Whilst the approach taken in the United States clearly goes further, in some respects, than that which is taken in Australia or the United Kingdom, it is clear that the industry there still faces many of the same issues which affect the industry in Australia and other jurisdictions, especially when the price of shares in a company begin a dramatic collapse. This was made very clear in July this year when the SEC considered itself forced to step in and impose a 30 day ban on naked short sale of securities of nineteen major financial firms when the price of shares in Fannie Mae and Freddie Mac began to tumble.

Similarly, in the United Kingdom, the FSA recently considered the introduction of a new disclosure regime in relation to short selling of shares in companies undertaking a rights issue so urgent, that it did so at very short notice and without the standard prior consultation with the industry. The FSA acted so urgently because it perceived the potential for market abuse to be so great as to demand immediate implementation of the new disclosure regime, in the interests of protecting consumers, without the delay which would result if the usual consultation process were followed.

In most cases, the use of short selling is a legitimate risk management and hedging tool, and it is used very widely on a day to day basis in the UK, the US and Australia. It also plays an integral and important part in the economic theory of market efficiency. On the flip side, the private sector must accept that there is the potential for short selling to be used to abuse markets, even outside the classic short and distort tactics employed by the unscrupulous. Short selling, for example, has recently been implicated in the decline in value of shares in a number of high profile companies.

There are many aspects of the existing short selling regulatory environment in Australia which are robust and effective. There are also some aspects which could stand review and reform. It seems clear, however, that there is no simple solution and no model in perfect working order in any other jurisdiction, which can simply be adopted by Australia and other jurisdictions around the world.

The Australian Government has publicly acknowledged its intention to consider legislative change in relation to securities lending and short selling in Australia, and importantly has acknowledged that it is in consultation with certain key agencies in undertaking this process.
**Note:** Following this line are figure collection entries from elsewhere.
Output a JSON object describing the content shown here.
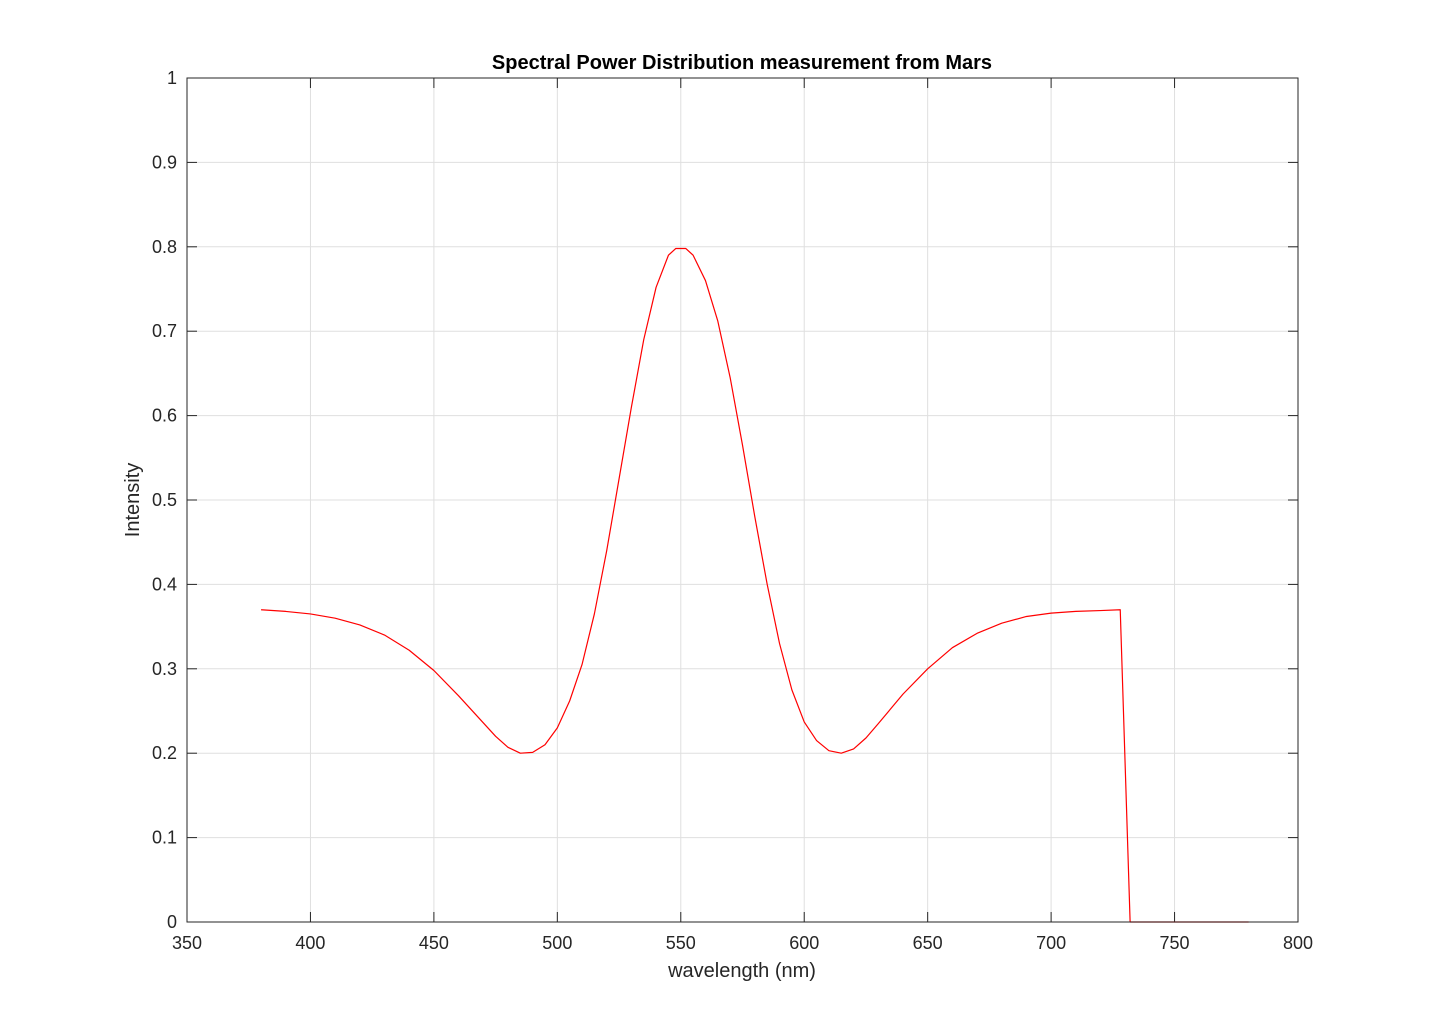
{
  "chart_data": {
    "type": "line",
    "title": "Spectral Power Distribution measurement from Mars",
    "xlabel": "wavelength (nm)",
    "ylabel": "Intensity",
    "xlim": [
      350,
      800
    ],
    "ylim": [
      0,
      1
    ],
    "xticks": [
      350,
      400,
      450,
      500,
      550,
      600,
      650,
      700,
      750,
      800
    ],
    "yticks": [
      0,
      0.1,
      0.2,
      0.3,
      0.4,
      0.5,
      0.6,
      0.7,
      0.8,
      0.9,
      1
    ],
    "xtick_labels": [
      "350",
      "400",
      "450",
      "500",
      "550",
      "600",
      "650",
      "700",
      "750",
      "800"
    ],
    "ytick_labels": [
      "0",
      "0.1",
      "0.2",
      "0.3",
      "0.4",
      "0.5",
      "0.6",
      "0.7",
      "0.8",
      "0.9",
      "1"
    ],
    "grid": true,
    "series": [
      {
        "color": "#ff0000",
        "x": [
          380,
          390,
          400,
          410,
          420,
          430,
          440,
          450,
          460,
          470,
          475,
          480,
          485,
          490,
          495,
          500,
          505,
          510,
          515,
          520,
          525,
          530,
          535,
          540,
          545,
          548,
          552,
          555,
          560,
          565,
          570,
          575,
          580,
          585,
          590,
          595,
          600,
          605,
          610,
          615,
          620,
          625,
          630,
          640,
          650,
          660,
          670,
          680,
          690,
          700,
          710,
          720,
          728,
          732,
          740,
          750,
          760,
          770,
          780
        ],
        "y": [
          0.37,
          0.368,
          0.365,
          0.36,
          0.352,
          0.34,
          0.322,
          0.298,
          0.268,
          0.236,
          0.22,
          0.207,
          0.2,
          0.201,
          0.21,
          0.23,
          0.262,
          0.305,
          0.365,
          0.44,
          0.525,
          0.61,
          0.69,
          0.752,
          0.79,
          0.798,
          0.798,
          0.79,
          0.76,
          0.712,
          0.645,
          0.565,
          0.48,
          0.4,
          0.33,
          0.275,
          0.237,
          0.215,
          0.203,
          0.2,
          0.205,
          0.218,
          0.235,
          0.27,
          0.3,
          0.325,
          0.342,
          0.354,
          0.362,
          0.366,
          0.368,
          0.369,
          0.37,
          0.0,
          0.0,
          0.0,
          0.0,
          0.0,
          0.0
        ]
      }
    ]
  }
}
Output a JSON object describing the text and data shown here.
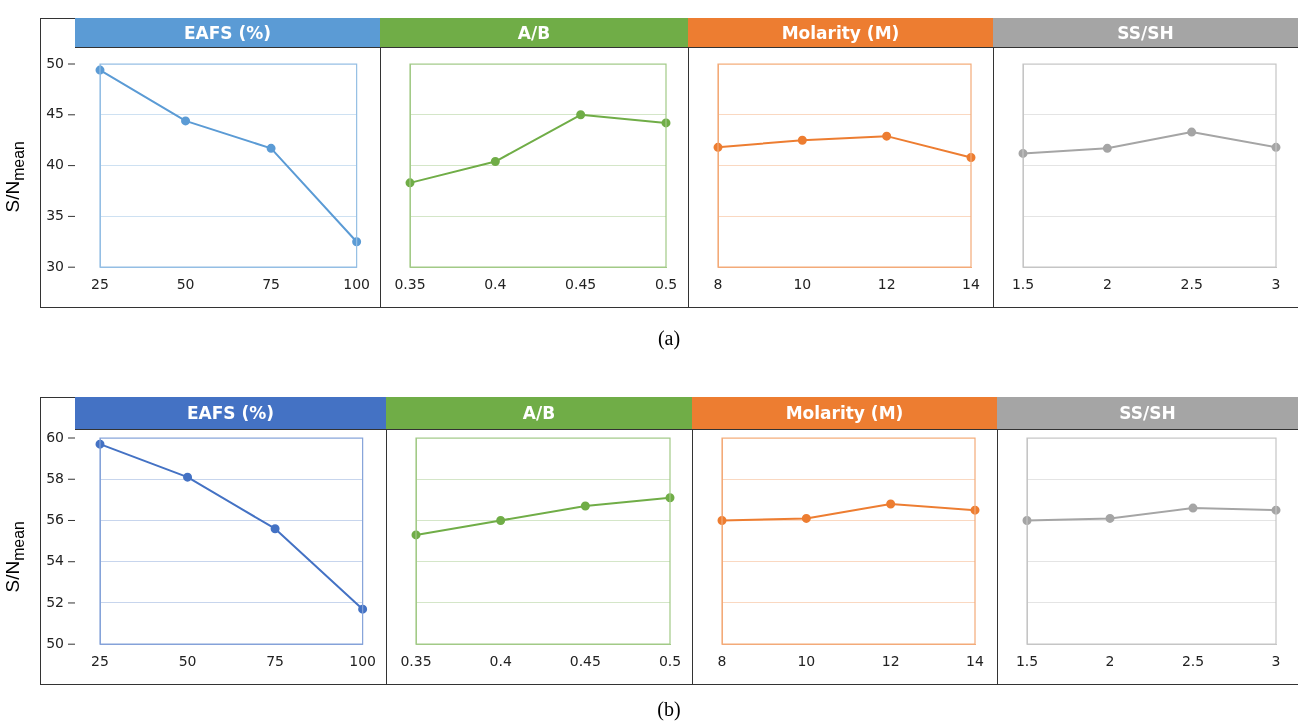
{
  "chart_data": [
    {
      "type": "line",
      "title": "EAFS (%)",
      "ylabel": "S/N$_{mean}$",
      "categories": [
        "25",
        "50",
        "75",
        "100"
      ],
      "series": [
        {
          "color": "#5b9bd5",
          "values": [
            49.4,
            44.4,
            41.7,
            32.5
          ]
        }
      ],
      "ylim": [
        30,
        50
      ],
      "yticks": [
        30,
        35,
        40,
        45,
        50
      ],
      "grid": "y",
      "marker": "circle",
      "annotations": [
        "(a)"
      ]
    },
    {
      "type": "line",
      "title": "A/B",
      "categories": [
        "0.35",
        "0.4",
        "0.45",
        "0.5"
      ],
      "series": [
        {
          "color": "#70ad47",
          "values": [
            38.3,
            40.4,
            45.0,
            44.2
          ]
        }
      ],
      "ylim": [
        30,
        50
      ],
      "yticks": [
        30,
        35,
        40,
        45,
        50
      ],
      "grid": "y",
      "marker": "circle",
      "tick_labels": "x"
    },
    {
      "type": "line",
      "title": "Molarity (M)",
      "categories": [
        "8",
        "10",
        "12",
        "14"
      ],
      "series": [
        {
          "color": "#ed7d31",
          "values": [
            41.8,
            42.5,
            42.9,
            40.8
          ]
        }
      ],
      "ylim": [
        30,
        50
      ],
      "yticks": [
        30,
        35,
        40,
        45,
        50
      ],
      "grid": "y",
      "marker": "circle",
      "tick_labels": "x"
    },
    {
      "type": "line",
      "title": "SS/SH",
      "categories": [
        "1.5",
        "2",
        "2.5",
        "3"
      ],
      "series": [
        {
          "color": "#a5a5a5",
          "values": [
            41.2,
            41.7,
            43.3,
            41.8
          ]
        }
      ],
      "ylim": [
        30,
        50
      ],
      "yticks": [
        30,
        35,
        40,
        45,
        50
      ],
      "grid": "y",
      "marker": "circle",
      "tick_labels": "x"
    },
    {
      "type": "line",
      "title": "EAFS (%)",
      "ylabel": "S/N$_{mean}$",
      "categories": [
        "25",
        "50",
        "75",
        "100"
      ],
      "series": [
        {
          "color": "#4472c4",
          "values": [
            59.7,
            58.1,
            55.6,
            51.7
          ]
        }
      ],
      "ylim": [
        50,
        60
      ],
      "yticks": [
        50,
        52,
        54,
        56,
        58,
        60
      ],
      "grid": "y",
      "marker": "circle",
      "annotations": [
        "(b)"
      ]
    },
    {
      "type": "line",
      "title": "A/B",
      "categories": [
        "0.35",
        "0.4",
        "0.45",
        "0.5"
      ],
      "series": [
        {
          "color": "#70ad47",
          "values": [
            55.3,
            56.0,
            56.7,
            57.1
          ]
        }
      ],
      "ylim": [
        50,
        60
      ],
      "yticks": [
        50,
        52,
        54,
        56,
        58,
        60
      ],
      "grid": "y",
      "marker": "circle",
      "tick_labels": "x"
    },
    {
      "type": "line",
      "title": "Molarity (M)",
      "categories": [
        "8",
        "10",
        "12",
        "14"
      ],
      "series": [
        {
          "color": "#ed7d31",
          "values": [
            56.0,
            56.1,
            56.8,
            56.5
          ]
        }
      ],
      "ylim": [
        50,
        60
      ],
      "yticks": [
        50,
        52,
        54,
        56,
        58,
        60
      ],
      "grid": "y",
      "marker": "circle",
      "tick_labels": "x"
    },
    {
      "type": "line",
      "title": "SS/SH",
      "categories": [
        "1.5",
        "2",
        "2.5",
        "3"
      ],
      "series": [
        {
          "color": "#a5a5a5",
          "values": [
            56.0,
            56.1,
            56.6,
            56.5
          ]
        }
      ],
      "ylim": [
        50,
        60
      ],
      "yticks": [
        50,
        52,
        54,
        56,
        58,
        60
      ],
      "grid": "y",
      "marker": "circle",
      "tick_labels": "x"
    }
  ]
}
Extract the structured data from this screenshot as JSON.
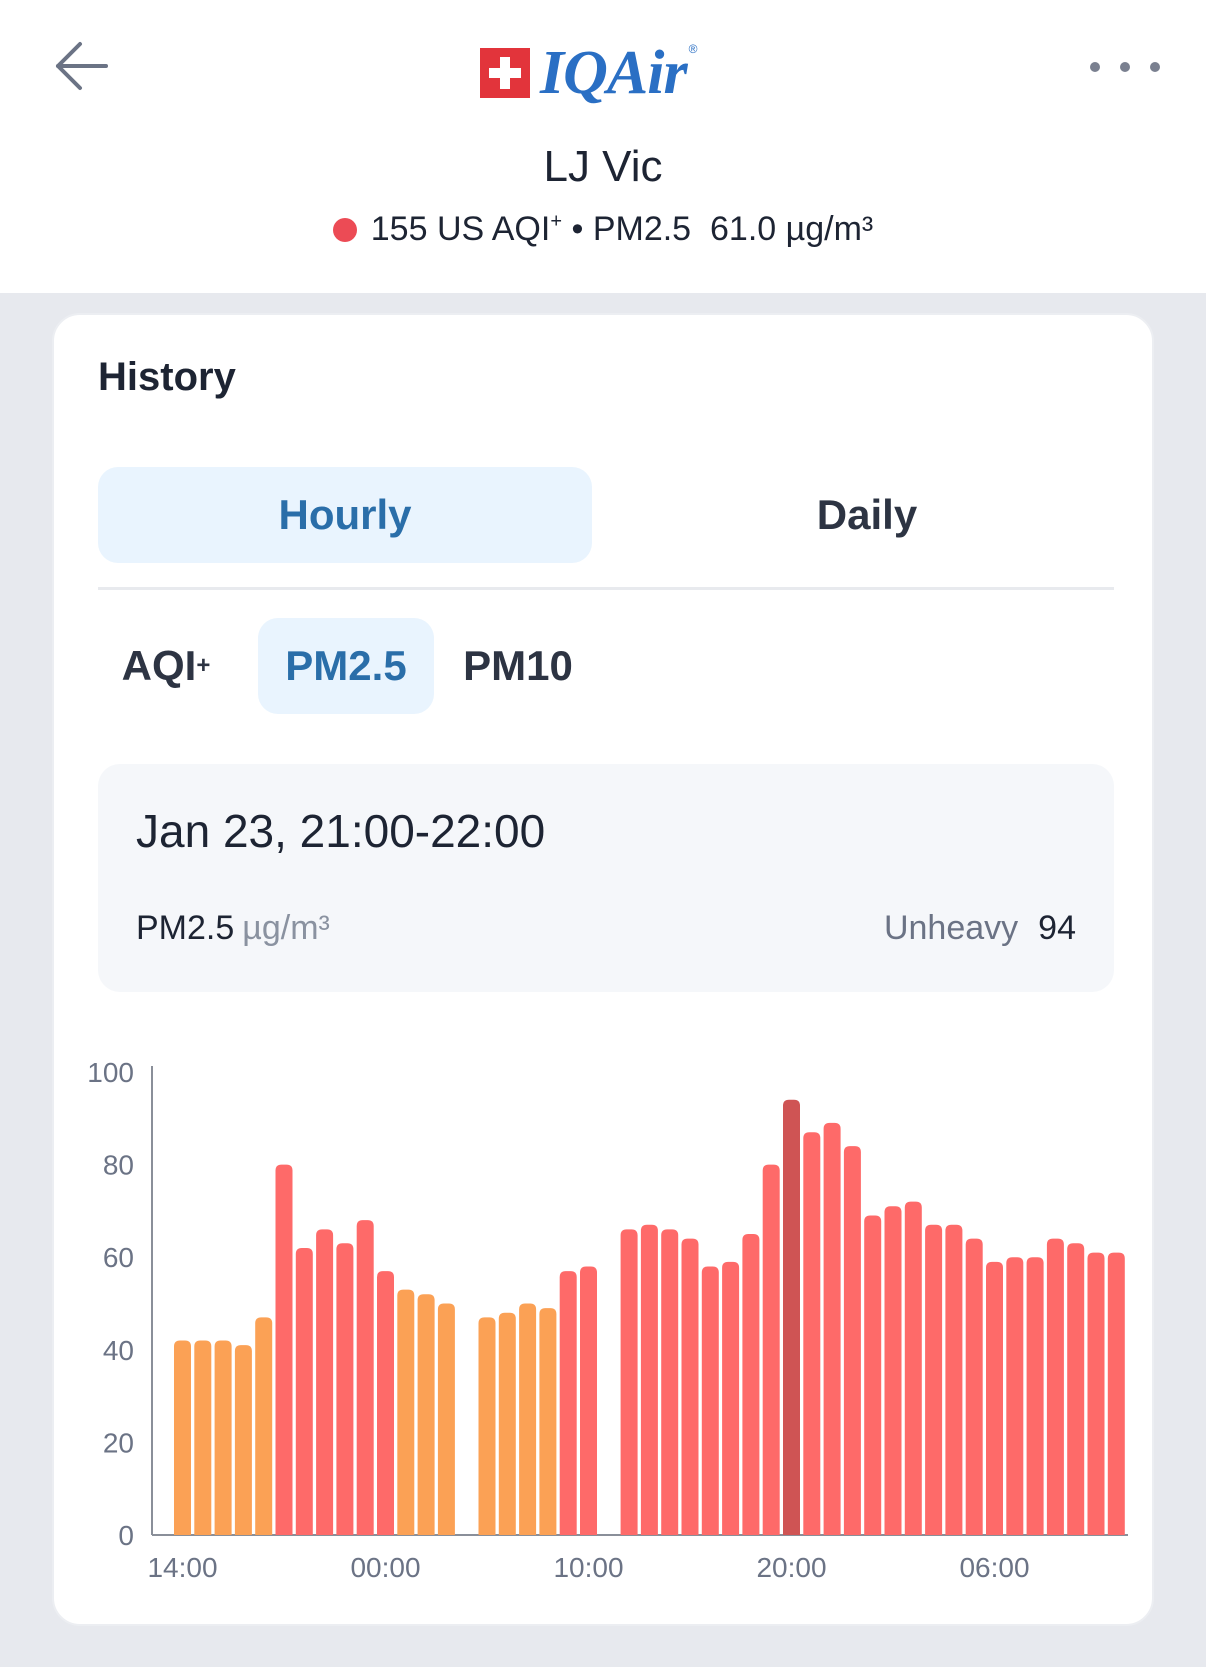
{
  "header": {
    "brand": "IQAir",
    "brand_mark": "®",
    "station_name": "LJ Vic",
    "aqi_value": "155",
    "aqi_label": "US AQI",
    "aqi_sup": "+",
    "separator": "•",
    "pollutant_label": "PM2.5",
    "pollutant_value": "61.0 µg/m³",
    "status_color": "#ec4b55"
  },
  "card": {
    "title": "History",
    "period_tabs": [
      {
        "label": "Hourly",
        "selected": true
      },
      {
        "label": "Daily",
        "selected": false
      }
    ],
    "metric_tabs": [
      {
        "label": "AQI",
        "sup": "+",
        "selected": false
      },
      {
        "label": "PM2.5",
        "selected": true
      },
      {
        "label": "PM10",
        "selected": false
      }
    ],
    "info": {
      "date_range": "Jan 23, 21:00-22:00",
      "metric": "PM2.5",
      "unit": "µg/m³",
      "level": "Unheavy",
      "value": "94"
    }
  },
  "chart_data": {
    "type": "bar",
    "ylim": [
      0,
      100
    ],
    "yticks": [
      "0",
      "20",
      "40",
      "60",
      "80",
      "100"
    ],
    "x_tick_labels": [
      {
        "label": "14:00",
        "index": 0
      },
      {
        "label": "00:00",
        "index": 10
      },
      {
        "label": "10:00",
        "index": 20
      },
      {
        "label": "20:00",
        "index": 30
      },
      {
        "label": "06:00",
        "index": 40
      }
    ],
    "values": [
      42,
      42,
      42,
      41,
      47,
      80,
      62,
      66,
      63,
      68,
      57,
      53,
      52,
      50,
      null,
      47,
      48,
      50,
      49,
      57,
      58,
      null,
      66,
      67,
      66,
      64,
      58,
      59,
      65,
      80,
      94,
      87,
      89,
      84,
      69,
      71,
      72,
      67,
      67,
      64,
      59,
      60,
      60,
      64,
      63,
      61,
      61
    ],
    "selected_index": 30,
    "colors": {
      "moderate": "#fba155",
      "unhealthy": "#fe6a69",
      "selected": "#cf5454",
      "axis": "#8a8f99",
      "label": "#6b7385"
    },
    "color_threshold": 55.5
  }
}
In any legislative review of this nature, it is crucial to engage properly with the private sector so as to ensure that regulatory change and relevant guidance is well balanced, appropriate, clear and workable.
It is likely that any reform will include changes to disclosure and reporting requirements in respect of short selling activity. Any such changes are likely to be based on a desire to increase transparency, to facilitate price discovery and to limit potential mechanisms for abuse. Some participants in the Australian markets will support greater transparency in this area. Others will argue that increased disclosure and reporting of short selling and covered selling activity will not assist price discovery, because it is just one component of the market and over the counter activity. It will impose cost and technical burdens on the industry. No doubt the process may also include an examination of short selling regulation in other major jurisdictions and some thought will be given to the extent to which a global approach to the harmonisation of regulation is practical or desirable.

Whenever Governments have cause to consider regulatory change, one of the key issues that they face is to ensure that the increased costs and burden of compliance under the new regime are justified by the benefits achieved. Whilst the Australian Government's current proposals or thinking have not yet been disclosed, the hope is that the private sector and the Government will work together to ensure any regulatory change is effective and consistent with complementary legislation and will go towards legitimising the practice of short selling in Australia.